A farsi promotrice di questo prezioso momento di incontro e di riflessione è l’associazione La Torre-Mattarella, guidata dal presidente Roberto Leggero, che ha invitato soci, amici e l’intera cittadinanza a partecipare alla presentazione.
Il ricordo di Emilia Cestelli: una vita per la cultura antimafia
Il cuore dell’incontro e del libro è la straordinaria figura di Emilia Cestelli. Palermitana di nascita e milanese d’adozione, la “ragazza di vicolo Pandolfini” è stata una colonna portante dell’impegno civile italiano.

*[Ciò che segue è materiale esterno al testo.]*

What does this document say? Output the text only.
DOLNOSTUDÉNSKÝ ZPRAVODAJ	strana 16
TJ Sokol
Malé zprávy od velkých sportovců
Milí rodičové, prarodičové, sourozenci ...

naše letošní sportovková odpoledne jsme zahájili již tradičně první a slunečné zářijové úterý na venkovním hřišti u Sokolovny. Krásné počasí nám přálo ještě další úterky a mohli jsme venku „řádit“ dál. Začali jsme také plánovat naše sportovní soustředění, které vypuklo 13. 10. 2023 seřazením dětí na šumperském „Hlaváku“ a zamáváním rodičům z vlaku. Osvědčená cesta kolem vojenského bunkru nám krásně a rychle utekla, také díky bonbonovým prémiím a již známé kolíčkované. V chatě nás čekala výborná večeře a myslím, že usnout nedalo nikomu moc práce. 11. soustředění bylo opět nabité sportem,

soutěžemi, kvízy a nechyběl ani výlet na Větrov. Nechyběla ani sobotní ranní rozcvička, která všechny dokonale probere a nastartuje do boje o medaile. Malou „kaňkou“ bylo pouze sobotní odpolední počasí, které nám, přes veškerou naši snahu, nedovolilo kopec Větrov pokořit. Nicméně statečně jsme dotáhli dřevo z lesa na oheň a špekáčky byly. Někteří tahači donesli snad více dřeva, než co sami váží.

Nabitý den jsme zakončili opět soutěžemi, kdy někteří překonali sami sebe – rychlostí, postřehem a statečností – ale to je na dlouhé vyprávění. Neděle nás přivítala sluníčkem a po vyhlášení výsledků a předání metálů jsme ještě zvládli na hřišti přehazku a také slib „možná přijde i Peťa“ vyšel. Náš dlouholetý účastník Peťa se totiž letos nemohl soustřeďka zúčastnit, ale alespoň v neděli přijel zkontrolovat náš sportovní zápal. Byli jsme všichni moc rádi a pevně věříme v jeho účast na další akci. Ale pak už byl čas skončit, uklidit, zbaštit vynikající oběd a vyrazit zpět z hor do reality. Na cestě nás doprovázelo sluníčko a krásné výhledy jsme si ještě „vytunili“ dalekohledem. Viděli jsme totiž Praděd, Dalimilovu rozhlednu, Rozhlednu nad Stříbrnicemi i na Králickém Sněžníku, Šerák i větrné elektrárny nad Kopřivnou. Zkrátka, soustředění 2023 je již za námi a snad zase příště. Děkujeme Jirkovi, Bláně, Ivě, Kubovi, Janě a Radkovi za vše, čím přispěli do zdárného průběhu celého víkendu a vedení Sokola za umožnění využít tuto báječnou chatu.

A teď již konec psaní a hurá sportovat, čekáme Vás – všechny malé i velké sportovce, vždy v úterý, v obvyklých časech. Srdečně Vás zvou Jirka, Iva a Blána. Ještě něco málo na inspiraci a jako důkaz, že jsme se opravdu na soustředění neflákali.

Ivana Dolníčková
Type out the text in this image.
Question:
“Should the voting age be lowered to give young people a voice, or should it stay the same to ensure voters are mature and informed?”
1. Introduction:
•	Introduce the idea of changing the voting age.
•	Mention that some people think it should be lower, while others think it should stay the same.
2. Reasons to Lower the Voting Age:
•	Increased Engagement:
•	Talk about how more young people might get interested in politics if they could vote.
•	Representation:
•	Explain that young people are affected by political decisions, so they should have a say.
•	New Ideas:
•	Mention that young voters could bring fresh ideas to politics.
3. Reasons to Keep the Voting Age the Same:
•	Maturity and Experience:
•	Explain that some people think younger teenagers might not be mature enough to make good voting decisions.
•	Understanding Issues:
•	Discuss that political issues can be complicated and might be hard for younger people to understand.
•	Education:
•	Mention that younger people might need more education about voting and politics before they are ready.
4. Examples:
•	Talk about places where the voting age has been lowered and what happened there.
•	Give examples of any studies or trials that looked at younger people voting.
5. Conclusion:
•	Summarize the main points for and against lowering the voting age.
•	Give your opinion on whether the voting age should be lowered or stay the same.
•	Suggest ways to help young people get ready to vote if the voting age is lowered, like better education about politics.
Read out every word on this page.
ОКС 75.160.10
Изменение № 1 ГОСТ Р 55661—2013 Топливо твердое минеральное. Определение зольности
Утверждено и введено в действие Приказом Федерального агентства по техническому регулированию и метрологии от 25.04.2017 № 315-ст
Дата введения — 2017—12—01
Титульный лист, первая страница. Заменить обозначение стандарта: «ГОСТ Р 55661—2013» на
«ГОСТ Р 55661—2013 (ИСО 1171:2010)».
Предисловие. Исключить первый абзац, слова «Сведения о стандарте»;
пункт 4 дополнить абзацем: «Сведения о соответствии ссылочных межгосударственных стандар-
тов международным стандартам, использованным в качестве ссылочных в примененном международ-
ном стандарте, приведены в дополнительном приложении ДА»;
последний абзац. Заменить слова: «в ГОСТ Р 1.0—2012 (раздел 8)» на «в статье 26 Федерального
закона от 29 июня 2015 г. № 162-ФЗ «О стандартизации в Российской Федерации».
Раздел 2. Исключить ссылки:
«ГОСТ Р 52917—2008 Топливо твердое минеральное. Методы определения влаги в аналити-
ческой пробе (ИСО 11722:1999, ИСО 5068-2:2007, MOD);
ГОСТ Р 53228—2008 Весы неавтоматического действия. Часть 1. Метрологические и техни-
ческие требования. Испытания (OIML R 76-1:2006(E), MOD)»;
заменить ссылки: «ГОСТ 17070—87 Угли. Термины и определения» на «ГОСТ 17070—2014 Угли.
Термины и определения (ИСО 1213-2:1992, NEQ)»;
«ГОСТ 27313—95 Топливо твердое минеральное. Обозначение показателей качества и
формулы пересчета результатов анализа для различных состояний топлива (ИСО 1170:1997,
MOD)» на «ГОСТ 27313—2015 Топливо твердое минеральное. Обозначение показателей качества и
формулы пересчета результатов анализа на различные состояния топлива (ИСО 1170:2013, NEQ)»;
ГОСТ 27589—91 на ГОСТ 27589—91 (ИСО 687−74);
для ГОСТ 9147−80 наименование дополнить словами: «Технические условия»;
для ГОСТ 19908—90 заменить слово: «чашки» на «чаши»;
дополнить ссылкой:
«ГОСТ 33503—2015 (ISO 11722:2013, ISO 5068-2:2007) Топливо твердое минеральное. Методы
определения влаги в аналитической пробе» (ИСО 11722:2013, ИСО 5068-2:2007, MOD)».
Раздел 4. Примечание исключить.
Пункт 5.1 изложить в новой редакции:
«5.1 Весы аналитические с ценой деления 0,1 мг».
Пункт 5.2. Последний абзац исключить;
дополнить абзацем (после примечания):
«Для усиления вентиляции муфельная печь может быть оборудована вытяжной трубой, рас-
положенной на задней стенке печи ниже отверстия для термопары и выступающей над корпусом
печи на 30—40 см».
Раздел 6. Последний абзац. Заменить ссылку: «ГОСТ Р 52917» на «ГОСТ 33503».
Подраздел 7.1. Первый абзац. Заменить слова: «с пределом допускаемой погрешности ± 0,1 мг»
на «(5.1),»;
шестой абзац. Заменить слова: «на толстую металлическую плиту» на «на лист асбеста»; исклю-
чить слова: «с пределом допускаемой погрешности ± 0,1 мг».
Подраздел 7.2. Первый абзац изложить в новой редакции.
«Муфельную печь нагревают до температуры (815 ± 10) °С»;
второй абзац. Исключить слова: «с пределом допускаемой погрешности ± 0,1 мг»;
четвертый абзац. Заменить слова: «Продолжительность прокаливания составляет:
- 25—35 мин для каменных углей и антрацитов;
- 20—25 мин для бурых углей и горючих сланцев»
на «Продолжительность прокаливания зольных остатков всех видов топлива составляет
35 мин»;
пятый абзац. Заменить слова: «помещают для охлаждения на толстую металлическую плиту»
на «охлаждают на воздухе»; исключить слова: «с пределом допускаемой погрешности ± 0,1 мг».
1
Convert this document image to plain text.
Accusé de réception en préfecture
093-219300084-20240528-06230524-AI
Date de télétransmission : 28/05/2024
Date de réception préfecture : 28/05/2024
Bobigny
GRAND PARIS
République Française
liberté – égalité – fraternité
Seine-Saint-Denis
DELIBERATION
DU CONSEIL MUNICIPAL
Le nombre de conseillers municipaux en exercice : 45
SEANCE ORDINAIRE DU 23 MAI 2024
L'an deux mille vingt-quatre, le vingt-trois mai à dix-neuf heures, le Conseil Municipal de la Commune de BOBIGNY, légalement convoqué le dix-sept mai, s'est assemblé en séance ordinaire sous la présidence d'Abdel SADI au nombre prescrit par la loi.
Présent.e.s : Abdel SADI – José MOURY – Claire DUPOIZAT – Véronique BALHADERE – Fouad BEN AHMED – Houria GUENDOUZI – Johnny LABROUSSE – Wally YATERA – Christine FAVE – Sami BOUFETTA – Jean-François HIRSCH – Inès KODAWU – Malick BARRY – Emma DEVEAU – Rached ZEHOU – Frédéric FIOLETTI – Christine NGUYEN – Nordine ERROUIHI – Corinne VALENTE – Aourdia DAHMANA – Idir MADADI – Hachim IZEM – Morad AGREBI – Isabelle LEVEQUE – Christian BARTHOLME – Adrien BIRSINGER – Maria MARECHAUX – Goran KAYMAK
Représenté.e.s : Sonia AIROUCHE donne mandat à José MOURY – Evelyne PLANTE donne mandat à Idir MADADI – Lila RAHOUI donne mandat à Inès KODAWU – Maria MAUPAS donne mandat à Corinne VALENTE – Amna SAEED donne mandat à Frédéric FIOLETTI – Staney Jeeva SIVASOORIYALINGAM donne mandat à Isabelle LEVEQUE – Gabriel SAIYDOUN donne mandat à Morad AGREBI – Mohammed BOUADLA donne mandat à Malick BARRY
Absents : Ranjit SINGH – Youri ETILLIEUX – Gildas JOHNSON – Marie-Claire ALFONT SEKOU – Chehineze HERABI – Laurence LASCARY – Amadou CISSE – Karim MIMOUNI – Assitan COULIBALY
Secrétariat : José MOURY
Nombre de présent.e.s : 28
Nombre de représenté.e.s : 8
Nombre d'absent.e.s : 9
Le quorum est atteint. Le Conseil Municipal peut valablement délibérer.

A testimoniare il valore del suo operato è la motivazione con cui il comune di Milano le ha conferito l’Ambrogino d’Oro (la medaglia d’oro della città), ricordata anche nell’invito dell’associazione: «Animatrice della vita culturale e sociale di Milano, ha promosso con spirito indomito la cultura antimafia (…). La sua vita è stata una testimonianza perenne di spirito civile (…) per oltre quarant’anni, si è dedicata a promuovere il bene, il giusto, la cultura». Il volume di Nando dalla Chiesa ripercorre proprio questo straordinario connubio tra vita privata, affetti e un’incrollabile dedizione alla giustizia sociale.
Dove e quando
La presentazione del libro si terrà il 23 aprile 18 alla Libreria La Talpa, in viale Roma 18, a Novara. Un’occasione imperdibile per ascoltare dalla voce dell’autore la genesi di un’opera che intreccia la memoria privata con la memoria collettiva del nostro Paese.